The new year begins with stocks trading through sideways slop. The 8/34 MA cross on the SPX 30-minute chart is a useful short-term market indicator. The 8 is under the 34 forecasting bearish markets for the hours ahead, however, the 8 MA is now curled upwards and the 34 is sloping downwards so a potential positive cross may occur today. Market bears need to sink the SPX price under 2263 immediately to prevent the 8/34 positive cross from occurring. S&P futures are down 1 point about three hours before the opening bell for the Tuesday session.
The sideways channel is in play. There are seven crosses with the 8/34 MA's over the last nine days which verifies the sideways choppiness in markets which chews-up both bulls and bears alike. Price will eventually make a decision. Bulls win big above 2275-2277. Bears win big under 2257-2259. The sideways slop and chop continues through 2259-2275.

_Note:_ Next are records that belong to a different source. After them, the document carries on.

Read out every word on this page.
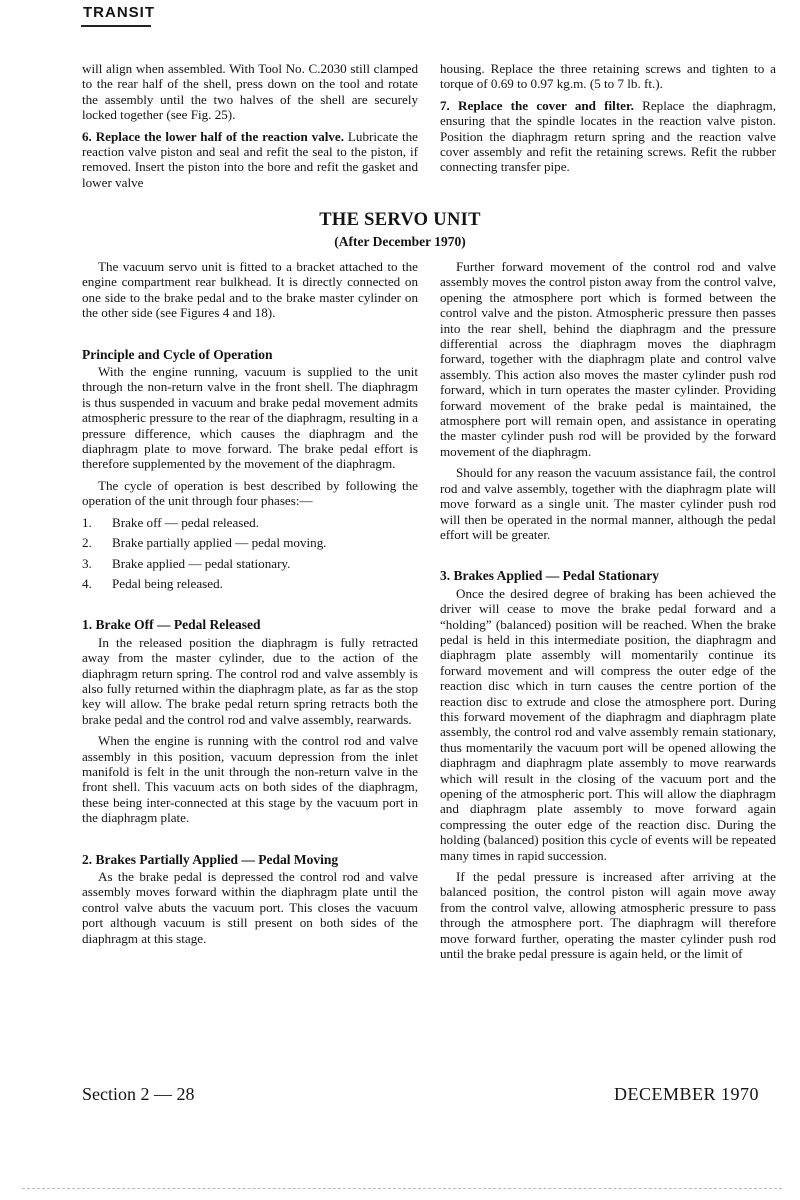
TRANSIT

will align when assembled. With Tool No. C.2030 still clamped to the rear half of the shell, press down on the tool and rotate the assembly until the two halves of the shell are securely locked together (see Fig. 25).

6. Replace the lower half of the reaction valve. Lubricate the reaction valve piston and seal and refit the seal to the piston, if removed. Insert the piston into the bore and refit the gasket and lower valve

housing. Replace the three retaining screws and tighten to a torque of 0.69 to 0.97 kg.m. (5 to 7 lb. ft.).

7. Replace the cover and filter. Replace the diaphragm, ensuring that the spindle locates in the reaction valve piston. Position the diaphragm return spring and the reaction valve cover assembly and refit the retaining screws. Refit the rubber connecting transfer pipe.

THE SERVO UNIT
(After December 1970)

The vacuum servo unit is fitted to a bracket attached to the engine compartment rear bulkhead. It is directly connected on one side to the brake pedal and to the brake master cylinder on the other side (see Figures 4 and 18).

Principle and Cycle of Operation

With the engine running, vacuum is supplied to the unit through the non-return valve in the front shell. The diaphragm is thus suspended in vacuum and brake pedal movement admits atmospheric pressure to the rear of the diaphragm, resulting in a pressure difference, which causes the diaphragm and the diaphragm plate to move forward. The brake pedal effort is therefore supplemented by the movement of the diaphragm.

The cycle of operation is best described by following the operation of the unit through four phases:—

1.	Brake off — pedal released.
2.	Brake partially applied — pedal moving.
3.	Brake applied — pedal stationary.
4.	Pedal being released.
1. Brake Off — Pedal Released

In the released position the diaphragm is fully retracted away from the master cylinder, due to the action of the diaphragm return spring. The control rod and valve assembly is also fully returned within the diaphragm plate, as far as the stop key will allow. The brake pedal return spring retracts both the brake pedal and the control rod and valve assembly, rearwards.

When the engine is running with the control rod and valve assembly in this position, vacuum depression from the inlet manifold is felt in the unit through the non-return valve in the front shell. This vacuum acts on both sides of the diaphragm, these being inter-connected at this stage by the vacuum port in the diaphragm plate.

2. Brakes Partially Applied — Pedal Moving

As the brake pedal is depressed the control rod and valve assembly moves forward within the diaphragm plate until the control valve abuts the vacuum port. This closes the vacuum port although vacuum is still present on both sides of the diaphragm at this stage.

Further forward movement of the control rod and valve assembly moves the control piston away from the control valve, opening the atmosphere port which is formed between the control valve and the piston. Atmospheric pressure then passes into the rear shell, behind the diaphragm and the pressure differential across the diaphragm moves the diaphragm forward, together with the diaphragm plate and control valve assembly. This action also moves the master cylinder push rod forward, which in turn operates the master cylinder. Providing forward movement of the brake pedal is maintained, the atmosphere port will remain open, and assistance in operating the master cylinder push rod will be provided by the forward movement of the diaphragm.

Should for any reason the vacuum assistance fail, the control rod and valve assembly, together with the diaphragm plate will move forward as a single unit. The master cylinder push rod will then be operated in the normal manner, although the pedal effort will be greater.

3. Brakes Applied — Pedal Stationary

Once the desired degree of braking has been achieved the driver will cease to move the brake pedal forward and a “holding” (balanced) position will be reached. When the brake pedal is held in this intermediate position, the diaphragm and diaphragm plate assembly will momentarily continue its forward movement and will compress the outer edge of the reaction disc which in turn causes the centre portion of the reaction disc to extrude and close the atmosphere port. During this forward movement of the diaphragm and diaphragm plate assembly, the control rod and valve assembly remain stationary, thus momentarily the vacuum port will be opened allowing the diaphragm and diaphragm plate assembly to move rearwards which will result in the closing of the vacuum port and the opening of the atmospheric port. This will allow the diaphragm and diaphragm plate assembly to move forward again compressing the outer edge of the reaction disc. During the holding (balanced) position this cycle of events will be repeated many times in rapid succession.

If the pedal pressure is increased after arriving at the balanced position, the control piston will again move away from the control valve, allowing atmospheric pressure to pass through the atmosphere port. The diaphragm will therefore move forward further, operating the master cylinder push rod until the brake pedal pressure is again held, or the limit of

Section 2 — 28	DECEMBER 1970
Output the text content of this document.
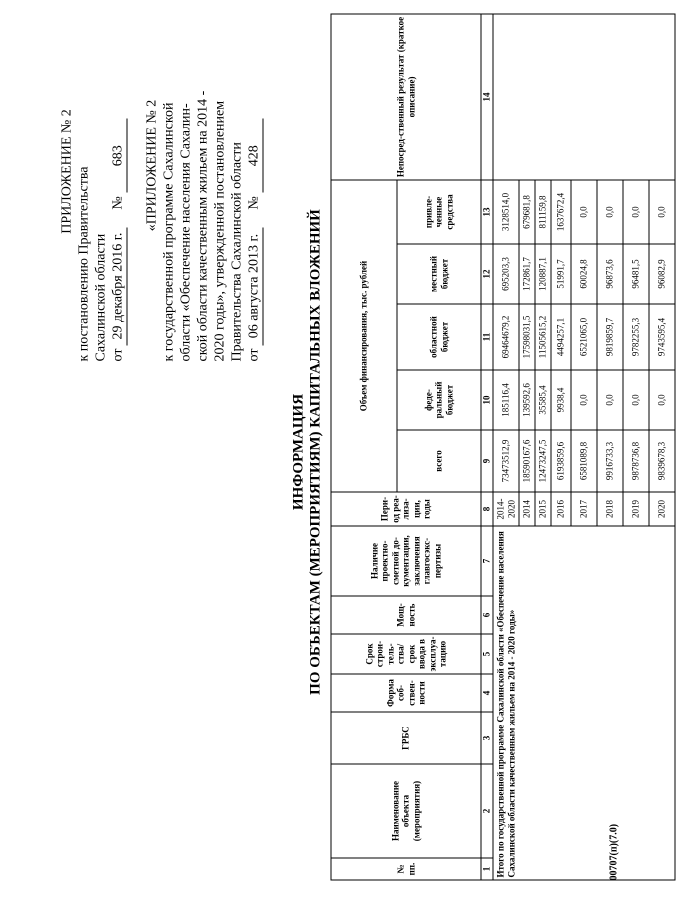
ПРИЛОЖЕНИЕ № 2 к постановлению Правительства Сахалинской области от 29 декабря 2016 г. № 683 «ПРИЛОЖЕНИЕ № 2 к государственной программе Сахалинской области «Обеспечение населения Сахалин- ской области качественным жильем на 2014 - 2020 годы», утвержденной постановлением Правительства Сахалинской области от 06 августа 2013 г. № 428
ИНФОРМАЦИЯ ПО ОБЪЕКТАМ (МЕРОПРИЯТИЯМ) КАПИТАЛЬНЫХ ВЛОЖЕНИЙ
№ пп.	Наименование объекта (мероприятия)	ГРБС	Форма соб-ствен-ности	Срок строи-тель-ства/срок ввода в эксплуа-тацию	Мощ-ность	Наличие проектно-сметной до-кументации, заключения главгосэкс-пертизы	Пери-од реа-лиза-ции, годы	Объем финансирования, тыс. рублей					Непосред-ственный результат (краткое описание)
								всего	феде-ральный бюджет	областной бюджет	местный бюджет	привле-ченные средства	
1	2	3	4	5	6	7	8	9	10	11	12	13	14
Итого по государственной программе Сахалинской области «Обеспечение населения Сахалинской области качественным жильем на 2014 - 2020 годы»							2014-2020	73473512,9	185116,4	69464679,2	695203,3	3128514,0	
							2014	18590167,6	139592,6	17598031,5	172861,7	679681,8	
							2015	12473247,5	35585,4	11505615,2	120887,1	811159,8	
							2016	6193859,6	9938,4	4494257,1	51991,7	1637672,4	
							2017	6581089,8	0,0	6521065,0	60024,8	0,0	
							2018	9916733,3	0,0	9819859,7	96873,6	0,0	
							2019	9878736,8	0,0	9782255,3	96481,5	0,0	
							2020	9839678,3	0,0	9743595,4	96082,9	0,0	
00707(п)(7.0)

The 200 EMA cross on the 60-minute chart, a competing short-term market direction indicator, is bullish while the 8/34 MA cross on the SPX 30-minute chart above is bearish. One of them is wrong so watch these crosses closely to confirm the stock market direction ahead.This information is for educational and entertainment purposes only. Do not invest based on anything you read or view here. Consult your financial advisor before making any investment decision.
Note Added Wednesday Morning, 1/25/17: The SPX rockets higher on Tuesday, 1/24/17, printing a new all-time record high at 2284.63. The S&P 500 gains 15 points, +0.666%, to 2280.07 a new all-time closing high. Price jumps up through the top channel lines at 2275-2277 so bulls throw confetti. Watch for follow-through, or not.